Choice: escape or remain. Run or rise. In this Cabinet, we take a look at options. Do we stay on the boat, or step out into the sun?
A Review of Not By Wardrobe, Tornado or Looking Glass, by Jeremiah Tolbert at Lightspeed Magazine
Of course, she didn’t say that if her rabbit hole did arrive, she wouldn’t be coming back. She still had to pay rent for the time being, after all.
One of the many great things about being a ravenous bookworm is the immense depth and variety of imagination. So many grand worlds, grand travels, all from your favorite sunny chair. You know all the potential and all the options — there’s no way to choose a favorite. They’re all a smashing good time.
Louisa knows this firsthand. She can list every type of rabbit hole and all the glorious adventures that occur within. When the Others started appearing and people started disappearing into their own fantasy lands, she knew it was only a matter of time before the perfect rabbit hole would open for her. Well, she thought. With the world growing stranger and emptier of regular folks around her, she can’t help but wonder why she was left behind.
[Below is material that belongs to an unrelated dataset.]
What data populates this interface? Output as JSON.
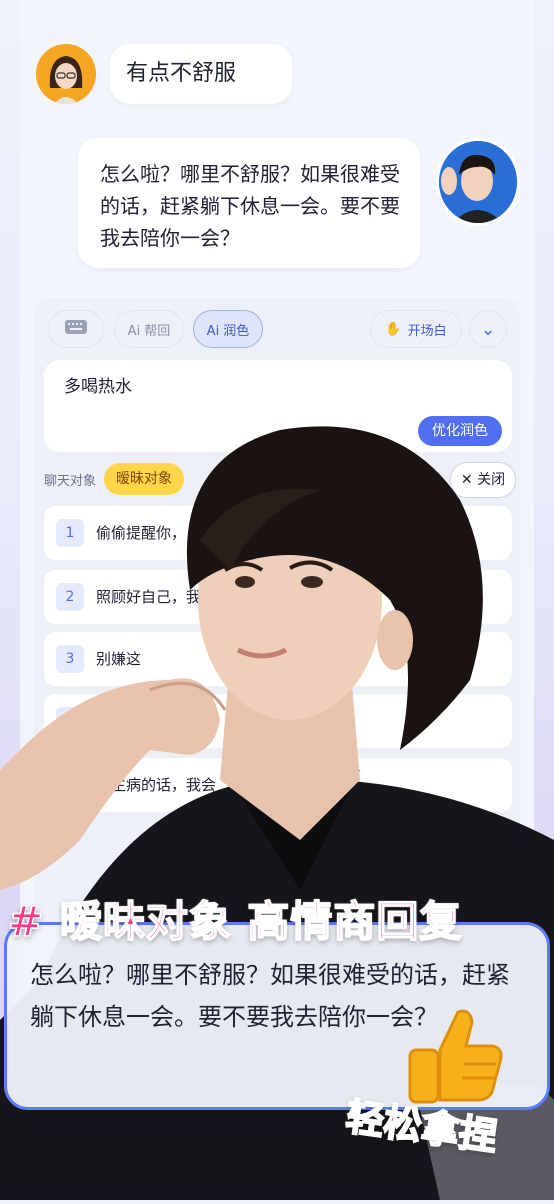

Tolbert’s tale is a light-hearted look at escape infused with a shot of comfort for the bookish bound by the real world.
Read it HERE
A Review of Everything You Want Right Here by Delaney Nolan at Nightmare Magazine
We’d been living in the southern section, where all the roulette tables were, for about four years by then. Like a lot of people, we’d stopped in thinking it was temporary, and then stayed for a little longer, and then just stayed. I don’t even remember where we’d been headed before we stopped.
Casinos are designed to reel you in and trap you, to erase time and encourage you to part with your cash for the illusion that luck is right around the corner. Natalie and her husband live in the district with all the roulette tables, and finally win big on one of the slot machines. The swag? A tomato plant.
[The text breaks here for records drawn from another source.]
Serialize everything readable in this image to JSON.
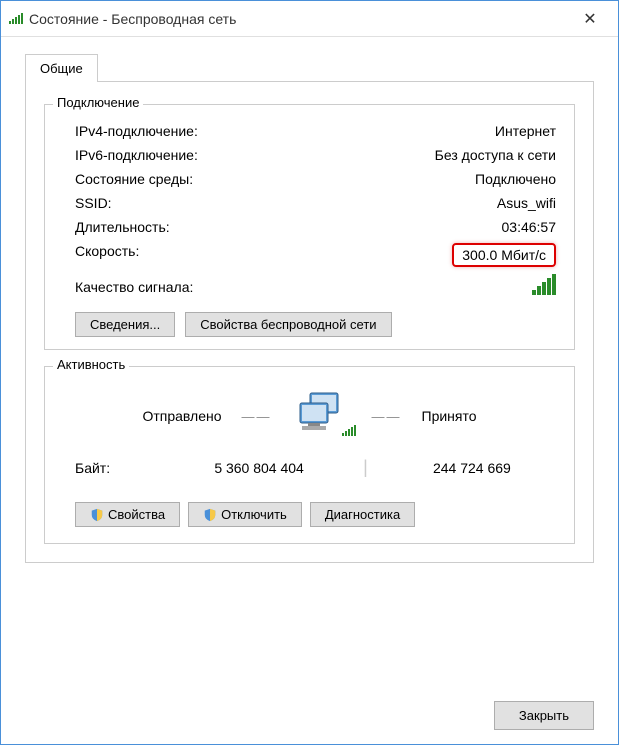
{
  "window": {
    "title": "Состояние - Беспроводная сеть"
  },
  "tabs": {
    "general": "Общие"
  },
  "connection": {
    "group_title": "Подключение",
    "ipv4_label": "IPv4-подключение:",
    "ipv4_value": "Интернет",
    "ipv6_label": "IPv6-подключение:",
    "ipv6_value": "Без доступа к сети",
    "media_label": "Состояние среды:",
    "media_value": "Подключено",
    "ssid_label": "SSID:",
    "ssid_value": "Asus_wifi",
    "duration_label": "Длительность:",
    "duration_value": "03:46:57",
    "speed_label": "Скорость:",
    "speed_value": "300.0 Мбит/с",
    "signal_label": "Качество сигнала:",
    "details_btn": "Сведения...",
    "wireless_props_btn": "Свойства беспроводной сети"
  },
  "activity": {
    "group_title": "Активность",
    "sent_label": "Отправлено",
    "received_label": "Принято",
    "bytes_label": "Байт:",
    "bytes_sent": "5 360 804 404",
    "bytes_received": "244 724 669",
    "properties_btn": "Свойства",
    "disable_btn": "Отключить",
    "diagnose_btn": "Диагностика"
  },
  "footer": {
    "close_btn": "Закрыть"
  }
}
Trapped inside by their own complacency and the fear of swirling sands outside, people survive on candy and the type of vapid entertainment that would make Aldous Huxley cringe. A glimmer of hope appears for this duo when they get the gift of responsibility and a reminder of the life waiting outdoors. But, just how much will this remnant of a time long gone cost? Nolan challenges life inside the box, examining what it takes to break down the barriers to see the sun.
Read it HERE
A Review of The Opening of Bayou Saint John, by Shawn Scarber at Strange Horizons Magazine
And she turns to me to give me the expression that so many other women have in the past. I admit that there have been times I’ve let a woman go without warning. It’s petty of me, but if she was especially cruel or judgmental towards me, I’d let her jump into that water and I’d watch as the lake people devoured her flesh.
Choices, choices. What path to take? The midnight ball, swarmed with beasts? The graveyard full of loveless children? The country road home? In the depths of grief, how can we think clearly?
The bayou woman ferries the sharecropper to the place where her stillborn child can live once more — but apart from her forever, never to touch or meet again. Queer magic is afoot and offers a siren song of potential. Lucky for the sharecropper, the bayou woman still remembers what life was like before she was part of the mud and muck. Scarber breathes new, dark life into the road not taken in this eerie account.